PUL = positive pregnancy test with no signs of intra/extrauterine pregnancy on transvaginal sonography

26

define ectopic pregnancy?

any pregnancy occurring outside the uterus

27

what are the general clinical features on history associated with ectopic pregnancies?

acute low abdominal pain with vaginal bleeding
+/- shoulder tip pain +/- acute abdomen +/- hypotension/fainting

28

what are the ddx of abdominal pain in early pregnancy?

appendicitis
UTI
ectopic pregnancy
ovarian cyst
renal colic
musculoskeletal cause
gastroenteritis

29

what does PAPP-A stand for?

pregnancy associated plasma protein A

30

what does cfDNA stand for?

cell free fetal DNA

31

what do we mean by 'soft marker' of Down's syndrome?

A soft marker is a physical characteristic of the Down syndrome phenotype detectable with ultrasound which does not in itself pose any health risk to the fetus.

32

when is the u/s for the second trimester performed in pregnancy?

between 18-22 weeks gestation

33

what is the first line medication option for hyperemesis gravidarum? what are some other management options?

pyridoxine vitamin B6= first line

+/- anti-emetics

corticosteroids for refractive cases

hospital admission for IV fluids and TPN for severe cases

34

what is the difference between APH and miscarriage and show causing vaginal bleeding during pregnancy/labour?

APH generally refers to > 20 weeks gestation before onset of labour

miscarriage refers to pregnancy loss before 20 weeks gestation

if bleeding occurs around labour then more likely to be a show rather than APH

35

what is the surgery for cervical insufficiency?

cervical cerclage

36

a lady who you suspect is at risk of preterm labour has a fetal fibronectin test at 29 weeks gestation. It comes back positive. what is the implications of this result?
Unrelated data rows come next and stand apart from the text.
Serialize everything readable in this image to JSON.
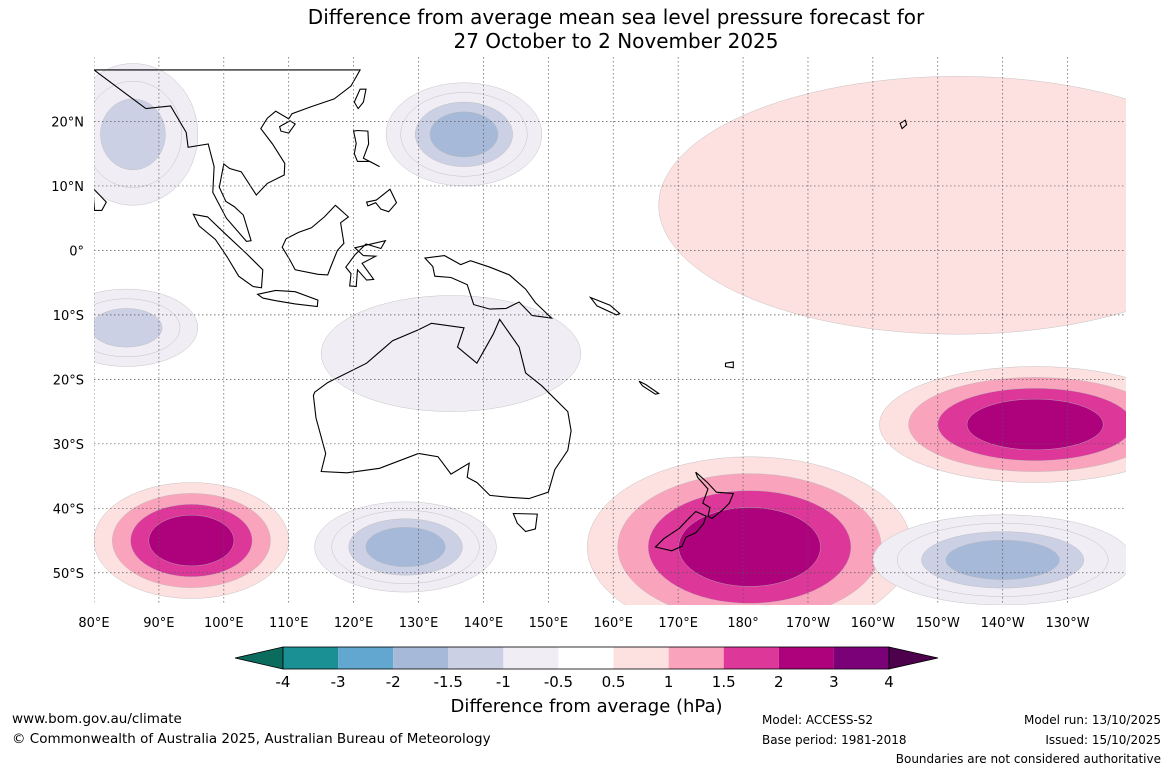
{
  "chart_data": {
    "type": "heatmap",
    "title": "Difference from average mean sea level pressure forecast for",
    "subtitle": "27 October to 2 November 2025",
    "x_ticks": [
      {
        "lon": 80,
        "label": "80°E"
      },
      {
        "lon": 90,
        "label": "90°E"
      },
      {
        "lon": 100,
        "label": "100°E"
      },
      {
        "lon": 110,
        "label": "110°E"
      },
      {
        "lon": 120,
        "label": "120°E"
      },
      {
        "lon": 130,
        "label": "130°E"
      },
      {
        "lon": 140,
        "label": "140°E"
      },
      {
        "lon": 150,
        "label": "150°E"
      },
      {
        "lon": 160,
        "label": "160°E"
      },
      {
        "lon": 170,
        "label": "170°E"
      },
      {
        "lon": 180,
        "label": "180°"
      },
      {
        "lon": 190,
        "label": "170°W"
      },
      {
        "lon": 200,
        "label": "160°W"
      },
      {
        "lon": 210,
        "label": "150°W"
      },
      {
        "lon": 220,
        "label": "140°W"
      },
      {
        "lon": 230,
        "label": "130°W"
      }
    ],
    "y_ticks": [
      {
        "lat": 20,
        "label": "20°N"
      },
      {
        "lat": 10,
        "label": "10°N"
      },
      {
        "lat": 0,
        "label": "0°"
      },
      {
        "lat": -10,
        "label": "10°S"
      },
      {
        "lat": -20,
        "label": "20°S"
      },
      {
        "lat": -30,
        "label": "30°S"
      },
      {
        "lat": -40,
        "label": "40°S"
      },
      {
        "lat": -50,
        "label": "50°S"
      }
    ],
    "lon_range": [
      80,
      239
    ],
    "lat_range": [
      -55,
      30
    ],
    "grid": true,
    "colorbar": {
      "label": "Difference from average (hPa)",
      "levels": [
        "-4",
        "-3",
        "-2",
        "-1.5",
        "-1",
        "-0.5",
        "0.5",
        "1",
        "1.5",
        "2",
        "3",
        "4"
      ],
      "colors": [
        "#0b6b5c",
        "#1a8f94",
        "#62a7cf",
        "#a6b9d8",
        "#ccd0e4",
        "#f0edf5",
        "#ffffff",
        "#fde0e0",
        "#f9a3bd",
        "#dc3799",
        "#ae027d",
        "#7a0177",
        "#4d004b"
      ]
    },
    "anomalies": [
      {
        "lon": 95,
        "lat": -45,
        "rx": 15,
        "ry": 9,
        "levels": [
          0.5,
          1,
          1.5,
          2
        ]
      },
      {
        "lon": 128,
        "lat": -46,
        "rx": 14,
        "ry": 7,
        "levels": [
          -0.5,
          -1,
          -1.5,
          -2
        ]
      },
      {
        "lon": 137,
        "lat": 18,
        "rx": 12,
        "ry": 8,
        "levels": [
          -0.5,
          -1,
          -1.5,
          -2
        ]
      },
      {
        "lon": 85,
        "lat": -12,
        "rx": 11,
        "ry": 6,
        "levels": [
          -0.5,
          -1,
          -1.5
        ]
      },
      {
        "lon": 86,
        "lat": 18,
        "rx": 10,
        "ry": 11,
        "levels": [
          -0.5,
          -1,
          -1.5
        ]
      },
      {
        "lon": 135,
        "lat": -16,
        "rx": 20,
        "ry": 9,
        "levels": [
          -0.5
        ]
      },
      {
        "lon": 181,
        "lat": -46,
        "rx": 25,
        "ry": 14,
        "levels": [
          0.5,
          1,
          1.5,
          2
        ]
      },
      {
        "lon": 225,
        "lat": -27,
        "rx": 24,
        "ry": 9,
        "levels": [
          0.5,
          1,
          1.5,
          2
        ]
      },
      {
        "lon": 213,
        "lat": 7,
        "rx": 46,
        "ry": 20,
        "levels": [
          0.5
        ]
      },
      {
        "lon": 220,
        "lat": -48,
        "rx": 20,
        "ry": 7,
        "levels": [
          -0.5,
          -1,
          -1.5,
          -2
        ]
      }
    ]
  },
  "footer": {
    "url": "www.bom.gov.au/climate",
    "copyright": "© Commonwealth of Australia 2025, Australian Bureau of Meteorology",
    "model": "Model: ACCESS-S2",
    "base_period": "Base period: 1981-2018",
    "model_run": "Model run: 13/10/2025",
    "issued": "Issued: 15/10/2025",
    "disclaimer": "Boundaries are not considered authoritative"
  }
}
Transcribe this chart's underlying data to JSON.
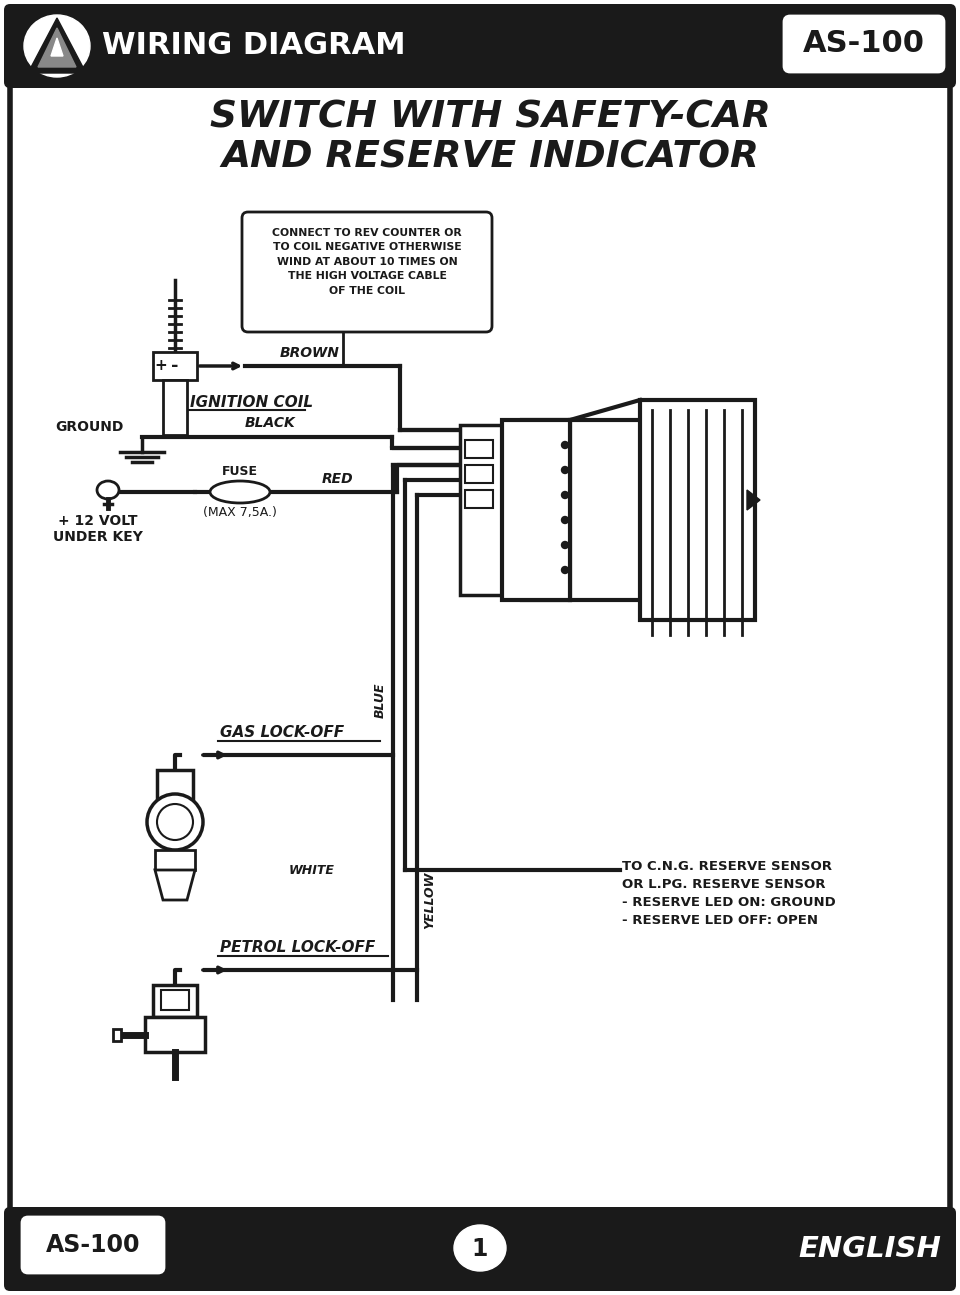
{
  "bg_color": "#ffffff",
  "border_color": "#1a1a1a",
  "header_bg": "#1a1a1a",
  "title_line1": "SWITCH WITH SAFETY-CAR",
  "title_line2": "AND RESERVE INDICATOR",
  "header_left": "WIRING DIAGRAM",
  "header_right": "AS-100",
  "footer_left": "AS-100",
  "footer_center": "1",
  "footer_right": "ENGLISH",
  "coil_box_text": "CONNECT TO REV COUNTER OR\nTO COIL NEGATIVE OTHERWISE\nWIND AT ABOUT 10 TIMES ON\nTHE HIGH VOLTAGE CABLE\nOF THE COIL",
  "brown_label": "BROWN",
  "ignition_label": "IGNITION COIL",
  "ground_label": "GROUND",
  "black_label": "BLACK",
  "fuse_label": "FUSE",
  "fuse_sub": "(MAX 7,5A.)",
  "red_label": "RED",
  "volt_label": "+ 12 VOLT\nUNDER KEY",
  "blue_label": "BLUE",
  "gas_label": "GAS LOCK-OFF",
  "white_label": "WHITE",
  "cng_label": "TO C.N.G. RESERVE SENSOR\nOR L.PG. RESERVE SENSOR\n- RESERVE LED ON: GROUND\n- RESERVE LED OFF: OPEN",
  "yellow_label": "YELLOW",
  "petrol_label": "PETROL LOCK-OFF"
}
A positive test between 24 and 36 weeks’ is associated with a positive predictive value for delivery within 7 days of about 15 to 30%.

37

what antibiotic is commonly used for prolonged rupture of membranes to prevent risk of infection?

ampicillin or amoxicillin

38

what is the risk of classical caesarean section vs LUSCS?

classical c-section has a higher risk of uterine rupture in subsequent pregnancies

39

when is a hysterectomy indicated during a c-section for delivery of a baby?

in the case of uncontrolled primary haemorrhage or placenta accreta

40

what does VBAC stand for?

vaginal birth after caesarean section

41

what is your stepwise medical management of hyperemesis gravidarum?

Mild to moderate cases:
1. pyridoxine
2. H1 antagonist
3. antihistamine like phenergan
4. oral anti-emetics like metoclopramide and stemitil

severe refractive cases
1. ondanestron orally
2. IV antiemetics
3. prednisolone

42

define hyperemesis gravidarum

persistent vomiting and nausea during pregnancy associated with 5% maternal weight loss, dehydration, ketonuria and electrolyte imbalance

43

for which women do we give intrapartum antibiotics?

For prevention of early onset Group B Streptococcus (GBS) infection

• For women at risk of chorioamnionitis or other bacterial infection is suspected – E.g. fever

> 38 on one occasion or > 37.5 on two occasions.

• Rupture of membranes > 18 hours.

• For women with cardiac lesions susceptible to infective endocarditis.